Although the conventional paradigm explaining the mechanism of small molecule drugs is that they act as modulators of single protein targets, more complex mechanisms of action are needed to explain the behavior of many of those compounds. It is now widely appreciated that some small molecule drugs act by inducing proximity between two proteins which otherwise would not interact, resulting in various downstream effects. Indeed, this effect explains the mechanism of action for naturally occurring small molecules such as the plant hormone families of auxins and jasmonates, and the commonly used drugs rapamycin and cyclosporin. In 2010, it was discovered that induced proximity was the primary mechanism of action of the drug thalidomide, which acts by inducing novel protein interactions with the E3 ligase cereblon. The discovery of thalidomide’s mechanism of action accelerated research into the development of engineered bifunctional molecules to modulate and control induced proximity as a means to study cell biology and develop therapeutics.

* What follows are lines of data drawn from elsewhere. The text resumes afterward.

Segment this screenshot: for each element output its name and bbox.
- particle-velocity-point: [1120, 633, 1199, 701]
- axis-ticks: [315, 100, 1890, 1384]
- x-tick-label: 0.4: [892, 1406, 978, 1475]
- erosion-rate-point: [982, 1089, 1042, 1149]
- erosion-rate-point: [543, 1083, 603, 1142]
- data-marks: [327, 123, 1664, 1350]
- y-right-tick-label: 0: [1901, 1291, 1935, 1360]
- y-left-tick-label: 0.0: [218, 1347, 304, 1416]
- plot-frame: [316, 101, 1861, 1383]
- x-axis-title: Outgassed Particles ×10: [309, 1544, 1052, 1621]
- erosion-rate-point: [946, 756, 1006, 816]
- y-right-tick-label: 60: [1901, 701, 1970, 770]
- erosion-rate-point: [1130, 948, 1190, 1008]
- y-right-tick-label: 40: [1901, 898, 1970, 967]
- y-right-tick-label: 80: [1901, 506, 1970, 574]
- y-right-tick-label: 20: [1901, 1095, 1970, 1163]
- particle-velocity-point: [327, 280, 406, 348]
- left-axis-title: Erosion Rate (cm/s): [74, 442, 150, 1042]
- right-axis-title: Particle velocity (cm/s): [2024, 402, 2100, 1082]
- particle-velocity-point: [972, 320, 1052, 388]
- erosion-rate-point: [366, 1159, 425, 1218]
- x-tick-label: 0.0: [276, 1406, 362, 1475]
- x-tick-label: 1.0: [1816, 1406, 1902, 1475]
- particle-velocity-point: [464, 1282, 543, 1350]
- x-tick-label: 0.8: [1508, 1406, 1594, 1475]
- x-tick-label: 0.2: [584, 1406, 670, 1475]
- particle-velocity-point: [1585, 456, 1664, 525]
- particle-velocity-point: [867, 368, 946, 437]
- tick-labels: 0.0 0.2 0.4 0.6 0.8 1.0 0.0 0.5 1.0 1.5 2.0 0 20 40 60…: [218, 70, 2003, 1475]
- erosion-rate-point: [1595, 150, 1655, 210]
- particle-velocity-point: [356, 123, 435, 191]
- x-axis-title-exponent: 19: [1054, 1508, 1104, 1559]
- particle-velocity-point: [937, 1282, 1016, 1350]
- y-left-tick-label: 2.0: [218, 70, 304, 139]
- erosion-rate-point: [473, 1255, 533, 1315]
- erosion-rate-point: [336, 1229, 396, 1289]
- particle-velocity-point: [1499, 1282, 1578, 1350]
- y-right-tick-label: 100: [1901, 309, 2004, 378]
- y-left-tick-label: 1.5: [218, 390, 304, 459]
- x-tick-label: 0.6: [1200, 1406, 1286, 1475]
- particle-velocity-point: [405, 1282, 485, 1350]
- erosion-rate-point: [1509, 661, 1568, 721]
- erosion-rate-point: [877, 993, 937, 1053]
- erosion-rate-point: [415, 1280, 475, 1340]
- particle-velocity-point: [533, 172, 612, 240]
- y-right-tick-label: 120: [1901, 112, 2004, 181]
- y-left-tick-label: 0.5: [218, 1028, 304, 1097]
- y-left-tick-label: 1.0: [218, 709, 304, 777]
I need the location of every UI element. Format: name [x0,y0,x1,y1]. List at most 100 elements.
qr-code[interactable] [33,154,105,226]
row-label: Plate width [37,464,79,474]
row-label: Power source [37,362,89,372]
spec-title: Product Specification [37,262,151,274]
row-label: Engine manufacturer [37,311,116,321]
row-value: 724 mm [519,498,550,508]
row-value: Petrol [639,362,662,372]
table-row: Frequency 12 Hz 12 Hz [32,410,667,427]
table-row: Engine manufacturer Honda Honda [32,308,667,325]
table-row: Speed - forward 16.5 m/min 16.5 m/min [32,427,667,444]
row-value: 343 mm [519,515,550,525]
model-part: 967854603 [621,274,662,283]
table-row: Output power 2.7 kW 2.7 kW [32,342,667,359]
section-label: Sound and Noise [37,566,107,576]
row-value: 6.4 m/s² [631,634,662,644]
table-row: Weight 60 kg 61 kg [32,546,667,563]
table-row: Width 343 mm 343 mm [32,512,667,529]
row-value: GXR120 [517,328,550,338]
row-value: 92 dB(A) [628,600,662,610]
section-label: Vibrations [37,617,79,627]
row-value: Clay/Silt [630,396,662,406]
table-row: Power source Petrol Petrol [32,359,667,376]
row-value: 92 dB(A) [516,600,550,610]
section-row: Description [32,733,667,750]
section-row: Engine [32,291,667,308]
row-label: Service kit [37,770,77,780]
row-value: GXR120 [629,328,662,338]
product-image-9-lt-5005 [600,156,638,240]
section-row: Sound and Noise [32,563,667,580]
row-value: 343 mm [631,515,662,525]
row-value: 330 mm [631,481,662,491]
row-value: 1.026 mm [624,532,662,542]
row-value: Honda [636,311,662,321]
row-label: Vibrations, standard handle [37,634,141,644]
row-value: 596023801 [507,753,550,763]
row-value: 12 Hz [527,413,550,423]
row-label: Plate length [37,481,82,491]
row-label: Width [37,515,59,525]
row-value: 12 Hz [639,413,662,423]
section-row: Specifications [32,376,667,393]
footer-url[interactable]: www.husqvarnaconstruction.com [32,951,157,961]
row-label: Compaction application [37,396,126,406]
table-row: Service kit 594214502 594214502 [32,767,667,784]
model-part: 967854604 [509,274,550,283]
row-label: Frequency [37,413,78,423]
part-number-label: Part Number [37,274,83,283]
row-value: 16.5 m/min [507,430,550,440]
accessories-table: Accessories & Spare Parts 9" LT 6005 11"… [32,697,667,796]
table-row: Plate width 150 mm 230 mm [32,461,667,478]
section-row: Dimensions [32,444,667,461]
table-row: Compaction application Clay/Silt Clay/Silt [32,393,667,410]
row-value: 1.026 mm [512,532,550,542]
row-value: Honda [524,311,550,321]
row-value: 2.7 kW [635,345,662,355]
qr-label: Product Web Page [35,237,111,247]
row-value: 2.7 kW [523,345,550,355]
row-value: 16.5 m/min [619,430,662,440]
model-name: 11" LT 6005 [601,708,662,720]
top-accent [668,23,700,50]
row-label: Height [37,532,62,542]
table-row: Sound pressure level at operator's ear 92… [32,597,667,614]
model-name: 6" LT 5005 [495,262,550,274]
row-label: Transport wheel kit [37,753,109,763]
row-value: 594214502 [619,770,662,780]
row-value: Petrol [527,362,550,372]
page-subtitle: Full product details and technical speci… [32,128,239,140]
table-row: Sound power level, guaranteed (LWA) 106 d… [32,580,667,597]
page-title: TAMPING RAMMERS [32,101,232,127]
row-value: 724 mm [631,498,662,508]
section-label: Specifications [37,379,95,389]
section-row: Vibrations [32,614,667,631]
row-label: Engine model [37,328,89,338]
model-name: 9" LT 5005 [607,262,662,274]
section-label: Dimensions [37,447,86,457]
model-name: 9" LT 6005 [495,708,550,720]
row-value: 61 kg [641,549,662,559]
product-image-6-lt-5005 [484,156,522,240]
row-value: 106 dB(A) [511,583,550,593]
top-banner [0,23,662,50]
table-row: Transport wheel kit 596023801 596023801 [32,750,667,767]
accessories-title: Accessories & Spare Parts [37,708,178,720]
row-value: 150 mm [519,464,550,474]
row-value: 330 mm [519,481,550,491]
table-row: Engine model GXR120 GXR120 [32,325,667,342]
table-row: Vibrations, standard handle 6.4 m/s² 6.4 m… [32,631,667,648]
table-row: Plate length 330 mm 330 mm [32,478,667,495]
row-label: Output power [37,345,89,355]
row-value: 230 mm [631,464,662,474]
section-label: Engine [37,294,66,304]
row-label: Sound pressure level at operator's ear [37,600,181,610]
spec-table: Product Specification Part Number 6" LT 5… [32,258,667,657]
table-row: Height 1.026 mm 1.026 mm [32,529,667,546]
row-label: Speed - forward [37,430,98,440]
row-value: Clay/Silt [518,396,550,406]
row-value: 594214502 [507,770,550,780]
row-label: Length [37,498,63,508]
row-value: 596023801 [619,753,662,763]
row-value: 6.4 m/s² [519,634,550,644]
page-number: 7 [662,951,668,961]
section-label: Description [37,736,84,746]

Despite these advances, a great deal remains to be learned about the generalizable rules and scope of induced proximity. Much of the work has focused on developing PROTACs (proteolysis targeting chimeras), heterobifunctional molecules which bring together E3 ligases with various neosubstrates for protein degradation. The early examples of PROTACS contained E3 ligase-binding portions which were serendipitously discovered instead of through rational drug design. Other types of induced proximity with different protein effectors are in their infancy, although they hold tremendous potential. Finally, a major challenge is the protein pair problem: how to identify which protein to bring to a target to achieve a desired biological effect. In other words, out of the ~20,000 proteins encoded in the human genome, which one is the best option to modulate a target therapeutically?
In this ASPIRE award, Mikko Taipale, Daniel Durocher, and Frank Sicheri are establishing a proof-of-concept method to assay the human proteome in an unbiased manner to modulate a target protein of interest. They will do so through a novel screening platform engineered to induce proximity between proteins followed by a functional readout. In their screens, they will probe the induced stability of the enzyme PTEN, and inhibition of the phosphatase PTPN2, both of which are high-value oncology targets. If successful, these studies will substantially enhance our understanding of engineering induced proximity, expand the scope of druggable targets, and start moving induced proximity into other fields beyond protein degradation with wide therapeutic potential in oncology and beyond.